Halo MugAn overload of parasites: mobile genetic elements (MGEs): Both strains of Haloquadratum carry about 530 mobile genetic elements ranging in size and complexity from well-known IS elements carrying transposase ORFs down to small repeat sequences (SMRs), some with inverted terminal repeats related to known IS elements (MITES), and others without (PATES). In many published genomic sequence studies, the borders of IS elements are not determined, only the transposase ORFs are annotated, and smaller 'repeat sequences' may not be annotated at all. One is always left wondering how many mobile elements are really present in a genome and what they might be doing. Because the two strains of Haloquadratum were so similar in sequence, it was possible to track the movements of all mobile elements, including those with no encoded transposase, and this allowed their true borders - their termini - to be determined. The process was painstakingly slow for the smaller, less conserved elements with fuzzy termini, but the results provided incredible detail and uncovered two significant processes. One was the targeting of certain elements by other mobile genetic elements, and although this has been documented in other microbes, the extent and specificity with which this was occurring in Haloquadratum was only able to be realised once all the MGEs had been identified and their borders mapped. Not an easy task.

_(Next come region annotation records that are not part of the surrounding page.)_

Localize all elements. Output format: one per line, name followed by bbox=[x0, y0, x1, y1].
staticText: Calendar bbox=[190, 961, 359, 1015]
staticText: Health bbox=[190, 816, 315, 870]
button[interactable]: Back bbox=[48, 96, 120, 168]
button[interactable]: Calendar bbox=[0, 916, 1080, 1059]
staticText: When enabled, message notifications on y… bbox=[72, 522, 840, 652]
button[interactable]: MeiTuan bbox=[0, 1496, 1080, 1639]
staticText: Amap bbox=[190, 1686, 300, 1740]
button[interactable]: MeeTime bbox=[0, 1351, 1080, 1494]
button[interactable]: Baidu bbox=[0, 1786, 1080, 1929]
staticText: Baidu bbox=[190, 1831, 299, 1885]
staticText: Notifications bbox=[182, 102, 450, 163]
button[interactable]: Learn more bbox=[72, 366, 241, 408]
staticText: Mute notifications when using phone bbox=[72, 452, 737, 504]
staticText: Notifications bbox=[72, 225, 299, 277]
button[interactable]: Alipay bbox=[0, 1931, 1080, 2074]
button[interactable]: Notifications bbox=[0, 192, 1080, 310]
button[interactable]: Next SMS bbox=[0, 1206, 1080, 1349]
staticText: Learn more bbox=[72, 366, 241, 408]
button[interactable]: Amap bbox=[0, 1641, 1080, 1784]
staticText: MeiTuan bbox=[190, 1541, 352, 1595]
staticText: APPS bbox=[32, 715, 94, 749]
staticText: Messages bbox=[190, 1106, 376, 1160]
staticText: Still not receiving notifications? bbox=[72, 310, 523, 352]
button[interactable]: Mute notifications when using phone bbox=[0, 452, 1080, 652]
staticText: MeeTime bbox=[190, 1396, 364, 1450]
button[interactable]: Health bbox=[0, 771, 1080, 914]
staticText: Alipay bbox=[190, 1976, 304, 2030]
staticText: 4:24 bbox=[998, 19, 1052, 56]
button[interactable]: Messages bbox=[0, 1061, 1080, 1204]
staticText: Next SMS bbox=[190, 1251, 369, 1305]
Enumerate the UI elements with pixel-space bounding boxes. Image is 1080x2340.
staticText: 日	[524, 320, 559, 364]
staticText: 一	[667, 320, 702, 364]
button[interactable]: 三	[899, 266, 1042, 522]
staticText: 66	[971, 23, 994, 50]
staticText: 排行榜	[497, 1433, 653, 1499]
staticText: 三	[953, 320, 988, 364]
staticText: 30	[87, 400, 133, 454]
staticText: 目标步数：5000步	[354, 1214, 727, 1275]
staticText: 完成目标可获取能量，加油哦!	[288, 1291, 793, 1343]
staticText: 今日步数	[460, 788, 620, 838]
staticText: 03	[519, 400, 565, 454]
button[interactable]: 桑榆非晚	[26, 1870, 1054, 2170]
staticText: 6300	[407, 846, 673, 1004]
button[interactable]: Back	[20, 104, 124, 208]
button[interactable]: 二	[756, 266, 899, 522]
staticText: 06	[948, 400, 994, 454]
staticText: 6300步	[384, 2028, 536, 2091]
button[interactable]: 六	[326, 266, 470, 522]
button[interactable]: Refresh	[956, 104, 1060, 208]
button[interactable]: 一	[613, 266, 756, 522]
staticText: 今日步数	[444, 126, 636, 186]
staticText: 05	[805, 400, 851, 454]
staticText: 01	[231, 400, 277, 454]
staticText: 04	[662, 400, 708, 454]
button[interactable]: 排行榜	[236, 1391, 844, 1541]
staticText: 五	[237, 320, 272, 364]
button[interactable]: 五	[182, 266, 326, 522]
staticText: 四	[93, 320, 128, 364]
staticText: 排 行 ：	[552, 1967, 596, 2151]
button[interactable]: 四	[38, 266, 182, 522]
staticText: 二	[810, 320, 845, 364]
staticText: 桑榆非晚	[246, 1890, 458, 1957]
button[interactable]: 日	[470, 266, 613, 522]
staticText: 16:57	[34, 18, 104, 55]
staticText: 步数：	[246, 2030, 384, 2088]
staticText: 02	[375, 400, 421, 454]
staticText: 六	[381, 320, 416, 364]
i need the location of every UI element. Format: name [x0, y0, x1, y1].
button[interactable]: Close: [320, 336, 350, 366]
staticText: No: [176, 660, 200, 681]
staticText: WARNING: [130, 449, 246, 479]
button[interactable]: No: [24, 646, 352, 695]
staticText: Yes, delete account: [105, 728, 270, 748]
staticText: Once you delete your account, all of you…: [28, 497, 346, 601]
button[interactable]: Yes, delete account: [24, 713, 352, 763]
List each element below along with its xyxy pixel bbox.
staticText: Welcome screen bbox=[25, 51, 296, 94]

A parasite detox system? The second process was the frequent occurrence of internal deletions occurring within MGEs, removing their transposase gene and so crippling them unless transposase is supplied in trans from a complete copy. These deletions could be seen to occur by the repeat-mediated deletion mechanism described above, and the high frequency of these events in MGEs led to the suggestion that such deletions may act as a defence system for the host, allowing potentially dangerous IS elements to be inactivated. Even more attractive for the cell would be the complete removal of transposons, leaving not a trace. This would be possible via the small repeats they make upon insertion: the target-site duplications. The strange IS605-type transposons and probable derivatives, PATES, could also be removed via their near terminal short repeats. It looks like a continual battle between inserting parasitic DNA and a cellular weeding system that tries to pull them out again, as cleanly as possible.

IC Obelix ViewFromLab

End of an Era: The Oesterhelt department (Membrane Biochemistry) closed at the end of 2010, two years later than was originally expected. This was my home for three incredible years. The Haloquadratum genome paper was written and submitted before I left Germany, and my family and I flew out of Munich in early January 2011. From an icy winter we went back to the heat of Melbourne, and not long afterwards we drove north up to Wagga Wagga in NSW, which was even hotter, and more humid. The manuscript was accepted for publication in PLos ONE, and published on June 20, 2011. It is the longest journal paper I have ever been an author on, and it is just as well there are now electronic journals that have no page limits. Thanks to Dieter and everyone in the department for making it such a friendly and productive time.

Some memorable and motivational music to end: Alles wird gut (by Bushido, a famous german rapper).